Bereits 1933 erkannte er in der Gattung Sinfonie jene Tradition, die er fortsetzen wollte. Was ihm vorschwebte, war „ein durchlebtes Kunstwerk mit einer Aussage“. Seine Erste Sinfonie für Alt-Stimme und Orchester trägt den Untertitel Versuch eines Requiems. Sie entstand ab 1935 und besteht aus fünf Sätzen: Introduktion: Elend, Frühling, Thema in vier Variationen, Tränen, Epilog: Bitte. Als Textgrundlage wählte Hartmann Gedichte von Walt Whitman: „Ich sitze und schaue aus auf alle Plagen der Welt und auf alle Bedrängnis und Schmach.“ Die Uraufführung erfolgte 1948 unter der Leitung von Winfried Zillig bei Radio Frankfurt
17. Olivier Messiaen: Turangalîla-Sinfonie
Bereits 1939 erhielt Olivier Messiaen von Sergei Kussewizki den Auftrag, für das Boston Symphony Orchestra ein Orchesterwerk zu schreiben. Der Krieg und die Gefangenschaft Messiaens verzögerten die Erfüllung. Erst am 2. Dezember 1949 konnte in Boston die Uraufführung der monumentalen zehnsätzigen Turangalîla-Sinfonie stattfinden. Kussewizki hatte sich bereits zurückgezogen, und Leonard Bernstein leitete das Orchester.
Der Titel Turangalîla bringt die überfließende Energie der Musik und Messiaens Begeisterung für Zeit und Rhythmus zum Ausdruck. „Turanga“ stehe für Tempo, so Messiaen, und „lîla“ bedeute „Lebenskraft, das Spiel der Schöpfung, Rhythmus und Bewegung“. Zentrales Thema ist die Liebe, „eine unwiderstehliche Liebe, die grundsätzlich zum Tode führt, die gewissermaßen nach dem Tod verlangt, denn es ist eine Liebe, die den Körper übersteigt, die selbst die Voraussetzungen des Geistes übersteigt und sich ins Kosmische erweitert“. In einem grandiosen Finale lässt Messiaen die Stimme der Ondes Martenot in den höchsten Registern erklingen.

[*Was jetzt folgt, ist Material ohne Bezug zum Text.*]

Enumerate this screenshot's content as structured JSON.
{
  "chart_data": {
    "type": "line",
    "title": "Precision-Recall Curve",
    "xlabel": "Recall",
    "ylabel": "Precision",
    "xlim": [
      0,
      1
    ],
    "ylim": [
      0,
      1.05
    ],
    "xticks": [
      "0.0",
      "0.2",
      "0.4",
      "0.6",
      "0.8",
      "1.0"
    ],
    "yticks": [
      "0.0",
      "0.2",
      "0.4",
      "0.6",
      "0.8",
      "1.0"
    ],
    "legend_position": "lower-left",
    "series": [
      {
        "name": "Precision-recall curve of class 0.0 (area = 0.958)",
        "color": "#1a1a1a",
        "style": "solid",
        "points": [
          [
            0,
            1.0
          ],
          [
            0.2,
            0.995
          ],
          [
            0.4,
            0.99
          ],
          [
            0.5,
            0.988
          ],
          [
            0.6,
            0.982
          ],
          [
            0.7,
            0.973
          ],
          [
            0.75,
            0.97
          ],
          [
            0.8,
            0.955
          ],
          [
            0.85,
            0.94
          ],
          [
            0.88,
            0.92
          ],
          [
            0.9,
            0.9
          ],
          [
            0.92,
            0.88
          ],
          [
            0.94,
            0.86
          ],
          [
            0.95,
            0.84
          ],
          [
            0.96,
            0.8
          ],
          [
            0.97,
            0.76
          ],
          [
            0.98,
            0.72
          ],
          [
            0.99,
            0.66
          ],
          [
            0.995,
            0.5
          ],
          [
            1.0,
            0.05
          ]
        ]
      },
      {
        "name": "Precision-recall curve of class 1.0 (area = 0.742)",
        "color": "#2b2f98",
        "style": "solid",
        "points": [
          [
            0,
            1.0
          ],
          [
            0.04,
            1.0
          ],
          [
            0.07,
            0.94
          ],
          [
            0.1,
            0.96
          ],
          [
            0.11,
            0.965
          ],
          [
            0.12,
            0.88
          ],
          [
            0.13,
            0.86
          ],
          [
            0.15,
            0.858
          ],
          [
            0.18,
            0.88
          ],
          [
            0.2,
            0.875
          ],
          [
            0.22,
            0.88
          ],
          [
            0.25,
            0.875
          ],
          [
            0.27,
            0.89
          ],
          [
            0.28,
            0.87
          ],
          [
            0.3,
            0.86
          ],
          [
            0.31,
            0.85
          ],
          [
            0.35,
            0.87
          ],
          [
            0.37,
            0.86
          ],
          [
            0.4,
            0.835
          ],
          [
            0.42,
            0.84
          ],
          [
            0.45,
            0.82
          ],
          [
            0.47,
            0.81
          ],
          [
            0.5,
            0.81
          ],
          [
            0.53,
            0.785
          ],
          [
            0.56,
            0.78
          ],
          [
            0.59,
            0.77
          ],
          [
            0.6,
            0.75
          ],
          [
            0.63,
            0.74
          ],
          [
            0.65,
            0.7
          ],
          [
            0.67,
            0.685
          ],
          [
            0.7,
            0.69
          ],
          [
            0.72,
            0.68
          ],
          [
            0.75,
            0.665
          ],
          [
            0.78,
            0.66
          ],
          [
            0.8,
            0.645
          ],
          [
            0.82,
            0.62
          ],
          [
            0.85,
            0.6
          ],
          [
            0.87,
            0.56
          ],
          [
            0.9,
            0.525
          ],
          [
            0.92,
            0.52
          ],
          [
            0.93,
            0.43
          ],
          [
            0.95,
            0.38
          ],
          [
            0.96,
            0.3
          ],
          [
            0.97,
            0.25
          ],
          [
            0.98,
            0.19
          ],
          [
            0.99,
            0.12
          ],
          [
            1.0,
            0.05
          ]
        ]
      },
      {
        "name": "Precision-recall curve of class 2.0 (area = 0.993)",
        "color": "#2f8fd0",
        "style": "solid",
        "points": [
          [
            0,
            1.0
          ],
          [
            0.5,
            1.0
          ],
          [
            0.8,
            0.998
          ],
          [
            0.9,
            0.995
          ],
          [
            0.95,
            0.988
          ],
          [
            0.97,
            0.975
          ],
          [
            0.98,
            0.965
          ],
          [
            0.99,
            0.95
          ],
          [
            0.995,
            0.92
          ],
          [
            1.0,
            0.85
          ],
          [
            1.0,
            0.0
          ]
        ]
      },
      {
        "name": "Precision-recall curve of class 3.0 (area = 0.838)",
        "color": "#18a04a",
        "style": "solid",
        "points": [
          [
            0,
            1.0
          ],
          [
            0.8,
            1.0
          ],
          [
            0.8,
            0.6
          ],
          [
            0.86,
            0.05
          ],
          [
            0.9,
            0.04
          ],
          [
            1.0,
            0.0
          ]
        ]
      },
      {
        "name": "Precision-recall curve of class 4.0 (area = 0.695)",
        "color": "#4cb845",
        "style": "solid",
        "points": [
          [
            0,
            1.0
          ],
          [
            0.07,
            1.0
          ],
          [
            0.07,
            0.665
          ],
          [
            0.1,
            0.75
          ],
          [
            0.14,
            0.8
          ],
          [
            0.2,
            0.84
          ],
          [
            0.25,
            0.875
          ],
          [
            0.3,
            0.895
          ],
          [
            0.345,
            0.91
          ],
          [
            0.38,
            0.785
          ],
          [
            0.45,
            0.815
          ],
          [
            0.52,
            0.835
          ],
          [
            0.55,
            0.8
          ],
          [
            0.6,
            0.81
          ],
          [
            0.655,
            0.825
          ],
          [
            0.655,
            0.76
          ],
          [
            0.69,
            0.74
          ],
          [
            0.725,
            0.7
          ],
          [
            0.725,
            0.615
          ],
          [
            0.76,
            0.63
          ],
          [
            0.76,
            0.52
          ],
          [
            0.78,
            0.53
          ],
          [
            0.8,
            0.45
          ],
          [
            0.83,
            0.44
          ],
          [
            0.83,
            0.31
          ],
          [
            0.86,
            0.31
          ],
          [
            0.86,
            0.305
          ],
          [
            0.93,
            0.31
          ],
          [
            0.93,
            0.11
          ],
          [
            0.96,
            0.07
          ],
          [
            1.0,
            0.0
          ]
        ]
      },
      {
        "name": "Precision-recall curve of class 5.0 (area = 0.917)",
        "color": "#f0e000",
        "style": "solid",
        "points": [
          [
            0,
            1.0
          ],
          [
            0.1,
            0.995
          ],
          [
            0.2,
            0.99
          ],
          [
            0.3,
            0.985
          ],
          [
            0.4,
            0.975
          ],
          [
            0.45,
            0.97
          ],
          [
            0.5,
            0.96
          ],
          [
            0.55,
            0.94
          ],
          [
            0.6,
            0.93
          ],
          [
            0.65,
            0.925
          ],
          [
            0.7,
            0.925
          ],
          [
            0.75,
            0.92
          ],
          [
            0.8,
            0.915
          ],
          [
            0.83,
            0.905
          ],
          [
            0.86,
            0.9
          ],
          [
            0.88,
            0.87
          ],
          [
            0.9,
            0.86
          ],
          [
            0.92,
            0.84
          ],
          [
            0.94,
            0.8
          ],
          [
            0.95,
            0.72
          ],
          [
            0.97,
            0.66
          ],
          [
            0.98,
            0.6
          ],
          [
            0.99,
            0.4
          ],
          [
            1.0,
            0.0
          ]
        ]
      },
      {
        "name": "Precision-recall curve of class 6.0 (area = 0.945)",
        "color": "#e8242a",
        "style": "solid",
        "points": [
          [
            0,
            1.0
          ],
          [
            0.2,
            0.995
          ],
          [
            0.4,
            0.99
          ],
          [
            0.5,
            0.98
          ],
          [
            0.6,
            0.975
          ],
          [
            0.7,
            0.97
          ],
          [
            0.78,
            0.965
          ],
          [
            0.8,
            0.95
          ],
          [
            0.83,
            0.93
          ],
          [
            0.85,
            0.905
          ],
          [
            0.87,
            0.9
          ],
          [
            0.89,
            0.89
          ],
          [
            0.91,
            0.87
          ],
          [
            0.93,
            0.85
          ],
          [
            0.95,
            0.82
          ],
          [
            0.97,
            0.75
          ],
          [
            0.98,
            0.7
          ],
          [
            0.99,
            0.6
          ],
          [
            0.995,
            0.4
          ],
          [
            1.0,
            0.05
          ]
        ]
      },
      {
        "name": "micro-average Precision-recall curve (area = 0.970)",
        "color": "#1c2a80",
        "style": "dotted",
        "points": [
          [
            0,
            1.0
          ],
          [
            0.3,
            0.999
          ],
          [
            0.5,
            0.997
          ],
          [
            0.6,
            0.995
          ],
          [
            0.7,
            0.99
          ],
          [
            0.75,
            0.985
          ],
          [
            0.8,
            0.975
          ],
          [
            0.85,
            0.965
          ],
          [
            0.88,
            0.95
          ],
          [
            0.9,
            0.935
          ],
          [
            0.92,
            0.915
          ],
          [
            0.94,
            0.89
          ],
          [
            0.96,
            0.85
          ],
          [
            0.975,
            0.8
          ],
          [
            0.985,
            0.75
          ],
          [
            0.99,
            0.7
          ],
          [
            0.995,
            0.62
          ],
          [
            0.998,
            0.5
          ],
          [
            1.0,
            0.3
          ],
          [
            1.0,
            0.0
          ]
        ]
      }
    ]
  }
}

18. Mieczysław Weinberg: Sinfonie Nr. 18 Krieg – kein Wort ist grausamer op. 138
Mieczysław Weinberg wurde in die Tragödien des 20. Jahrhunderts hineingerissen. 1919 in Warschau geboren, zwang ihn der deutsche Überfall auf Polen 1939 zur Flucht. Er gelangte nach Minsk, musste jedoch später erfahren, dass seine Eltern und seine Schwester im Zwangslager Trawniki ums Leben gekommen waren. 1941 floh er nach dem deutschen Einmarsch in die Sowjetunion nach Taschkent. Bereits gegen Kriegsende aber bekam er den Antisemitismus zu spüren. Dmitri Schostakowitsch setzte sich sehr für ihn ein und schrieb für ihn sogar einen Brief an Lawrenti Beria, den gefürchteten Chef des sowjetischen Geheimdienstes.
Die Auseinandersetzung mit seiner jüdischen Herkunft und dem damit verbundenen Leid wurden zum Leitthema von Weinbergs Schaffens. Seine 18. Sinfonie bildet das Herzstück seiner sinfonischen Trilogie An der Schwelle des Krieges und ist der Erinnerung an all jene gewidmet, die im Krieg gegen Hitler-Deutschland fielen. Weinberg verarbeitet darin Gedichte von Sergej Orlov und Alexander Twardowski zu einer Reflexion über den Krieg. Die Uraufführung erfolgte 1985 im Rahmen des Moskauer Herbstfestival unter der Leitung von Wladimir Fedosejew.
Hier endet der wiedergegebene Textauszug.